La mafia inflige les impostures les plus horribles à ses victimes. Entre membres de la mafia par contre il se doit de régner une honnêteté à toute épreuve. Mentir ou cacher une information à ses pairs est cruellement puni.



28. La douleur


L'argent et la douleur ont ceci en commun que ce sont des éléments fédérateurs. Les membres du personnel d'une entreprise peuvent ne rien avoir en commun, ils travailleront pourtant ensemble parce qu'ils touchent un même salaire. Deux hommes d'affaire peuvent s'exécrer mais faire affaire parce qu'il y a un gain pour les deux. De même, des soldats qui ont connu la douleur ensemble sont "frères à jamais". Quand des immigrés de religions et de cultures différentes se rencontrent, ils se comprennent parce qu'ils ont vécu les mêmes arrachements et les mêmes humiliations. La douleur est un pivot du christianisme ou du bouddhisme. L'argent est un pivot du capitalisme et de l'économie de marché. La guerre synthétise les deux. L'imposteur ne peut que se servir de l'argent et de la douleur. La façon de se servir de l'argent consiste à corrompre, acheter, menacer de dommages et intérêts... On se sert de la douleur en torturant, en menaçant... Dans les deux cas le but est de créer un lien entre l'imposteur et sa victime.

On pense qu'une sale de torture sert à infliger des douleurs telles à une personne qu'elle préfère parler. Ce schéma simpliste est peut-être vrai quand un percepteur des impôts veut amener un bourgeois à payer son dû. Deux tours de vis sur les pouces et le bourgeois découvre en lui la volonté irrépressible de payer... Cela, n'importe quel tortionnaire amateur peut le faire. Cela fonctionnera beaucoup moins bien par exemple si on veut faire parler un résistant, lui faire dire où se trouvent ses amis. Un processus de torture plus subtil consiste à mettre la personne en état de dépression nerveuse. Il faut l'isoler, occuper toutes ses pensées, la faire frémir à la pensée de la séance de torture du lendemain... Il faut que le cerveau de la personne s'épuise à chercher une solution pour éviter la torture, comme un papillon à l'intérieur d'un globe. Il faut infliger à la personne des choses dégradantes, qui diminuent son estime d'elle-même. Il faut la priver de nourriture reconstituante. Une fois le cerveau à genoux, vidé de ses neurotransmetteurs, incapable de continuer à gérer le réel, incapable de rêves réparateurs, la personne sombre dans la dépression.
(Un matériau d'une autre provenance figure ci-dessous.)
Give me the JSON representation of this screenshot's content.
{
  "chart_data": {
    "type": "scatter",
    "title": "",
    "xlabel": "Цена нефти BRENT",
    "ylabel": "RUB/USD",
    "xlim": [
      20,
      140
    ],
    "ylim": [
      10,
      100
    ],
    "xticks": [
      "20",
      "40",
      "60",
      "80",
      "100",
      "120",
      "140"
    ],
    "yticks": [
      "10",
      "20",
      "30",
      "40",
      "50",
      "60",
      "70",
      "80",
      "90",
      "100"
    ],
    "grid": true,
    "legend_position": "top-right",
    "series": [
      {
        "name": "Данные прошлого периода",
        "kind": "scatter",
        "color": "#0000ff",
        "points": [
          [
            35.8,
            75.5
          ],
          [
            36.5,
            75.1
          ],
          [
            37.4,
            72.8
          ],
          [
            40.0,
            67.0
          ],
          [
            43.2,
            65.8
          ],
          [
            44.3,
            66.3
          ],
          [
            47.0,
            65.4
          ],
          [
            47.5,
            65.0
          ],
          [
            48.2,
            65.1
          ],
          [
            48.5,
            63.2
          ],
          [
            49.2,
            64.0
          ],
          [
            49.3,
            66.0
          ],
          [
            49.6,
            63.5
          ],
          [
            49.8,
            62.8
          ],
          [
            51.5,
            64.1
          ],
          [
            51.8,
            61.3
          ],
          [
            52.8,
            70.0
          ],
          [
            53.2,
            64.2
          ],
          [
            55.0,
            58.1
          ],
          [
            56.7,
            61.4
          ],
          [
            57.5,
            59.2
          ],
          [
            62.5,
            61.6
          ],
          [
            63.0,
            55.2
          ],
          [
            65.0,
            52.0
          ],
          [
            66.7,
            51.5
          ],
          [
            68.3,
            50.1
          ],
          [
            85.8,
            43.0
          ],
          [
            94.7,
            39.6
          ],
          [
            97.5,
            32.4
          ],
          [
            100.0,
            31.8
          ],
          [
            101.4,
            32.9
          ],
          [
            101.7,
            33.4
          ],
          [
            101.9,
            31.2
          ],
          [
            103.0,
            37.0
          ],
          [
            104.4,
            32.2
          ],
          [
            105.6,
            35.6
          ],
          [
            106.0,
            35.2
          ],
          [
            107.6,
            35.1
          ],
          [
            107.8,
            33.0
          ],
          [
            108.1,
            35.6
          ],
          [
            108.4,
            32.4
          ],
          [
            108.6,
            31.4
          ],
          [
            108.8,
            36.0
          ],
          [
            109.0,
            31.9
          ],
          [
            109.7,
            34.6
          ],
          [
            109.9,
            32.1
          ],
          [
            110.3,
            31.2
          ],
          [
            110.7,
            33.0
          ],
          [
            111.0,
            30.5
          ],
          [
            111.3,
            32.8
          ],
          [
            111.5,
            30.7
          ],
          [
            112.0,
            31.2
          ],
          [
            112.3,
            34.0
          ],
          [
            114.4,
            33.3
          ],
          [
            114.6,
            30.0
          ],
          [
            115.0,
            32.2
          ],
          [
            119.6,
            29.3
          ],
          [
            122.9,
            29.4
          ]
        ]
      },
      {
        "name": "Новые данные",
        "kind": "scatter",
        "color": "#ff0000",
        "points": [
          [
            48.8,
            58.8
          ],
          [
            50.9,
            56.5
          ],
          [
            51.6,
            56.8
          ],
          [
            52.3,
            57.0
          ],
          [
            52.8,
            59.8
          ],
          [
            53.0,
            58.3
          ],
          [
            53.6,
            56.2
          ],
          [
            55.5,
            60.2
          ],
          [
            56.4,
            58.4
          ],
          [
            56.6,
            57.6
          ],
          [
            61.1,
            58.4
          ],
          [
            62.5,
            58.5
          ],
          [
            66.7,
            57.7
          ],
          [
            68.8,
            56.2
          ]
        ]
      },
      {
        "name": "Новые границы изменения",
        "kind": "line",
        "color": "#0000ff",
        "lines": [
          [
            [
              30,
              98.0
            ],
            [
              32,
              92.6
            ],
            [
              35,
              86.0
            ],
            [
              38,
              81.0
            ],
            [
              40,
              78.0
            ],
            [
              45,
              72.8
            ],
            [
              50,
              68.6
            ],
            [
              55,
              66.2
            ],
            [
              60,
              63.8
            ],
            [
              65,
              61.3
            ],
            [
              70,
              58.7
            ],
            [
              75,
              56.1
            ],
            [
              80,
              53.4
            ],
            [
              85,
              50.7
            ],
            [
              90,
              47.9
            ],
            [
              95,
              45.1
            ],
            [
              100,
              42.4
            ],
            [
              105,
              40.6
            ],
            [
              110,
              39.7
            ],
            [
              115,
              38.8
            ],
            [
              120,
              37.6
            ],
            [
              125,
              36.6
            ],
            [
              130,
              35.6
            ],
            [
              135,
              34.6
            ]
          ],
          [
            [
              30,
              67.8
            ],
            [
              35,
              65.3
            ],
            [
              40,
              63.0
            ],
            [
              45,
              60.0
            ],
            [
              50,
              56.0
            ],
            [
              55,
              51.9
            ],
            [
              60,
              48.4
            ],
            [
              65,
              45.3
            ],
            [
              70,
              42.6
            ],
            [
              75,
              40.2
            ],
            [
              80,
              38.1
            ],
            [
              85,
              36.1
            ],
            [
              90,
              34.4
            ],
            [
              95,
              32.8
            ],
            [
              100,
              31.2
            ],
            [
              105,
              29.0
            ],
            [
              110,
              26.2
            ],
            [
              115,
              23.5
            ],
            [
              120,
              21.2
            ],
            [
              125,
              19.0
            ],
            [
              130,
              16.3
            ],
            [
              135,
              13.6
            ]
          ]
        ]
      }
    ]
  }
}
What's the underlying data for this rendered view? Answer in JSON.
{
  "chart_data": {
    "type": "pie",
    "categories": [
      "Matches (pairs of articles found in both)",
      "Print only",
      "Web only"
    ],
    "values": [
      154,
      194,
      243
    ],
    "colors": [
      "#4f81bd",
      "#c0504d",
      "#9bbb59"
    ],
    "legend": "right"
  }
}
Elle n'est plus qu'une affreuse plaie psychologique. Alors elle peut se mettre à dire et à faire n'importe quoi. Dès qu'elle a commencé à parler, on peut la réalimenter correctement et cesser la torture. Ce n'est plus la même personne. Dans ce processus, le tortionnaire joue le rôle d'une sorte de parent. Il mène sa victime vers une seconde naissance, une nouvelle vie où elle parle, où elle a renoncé à protéger les personnes qu'elle aimait.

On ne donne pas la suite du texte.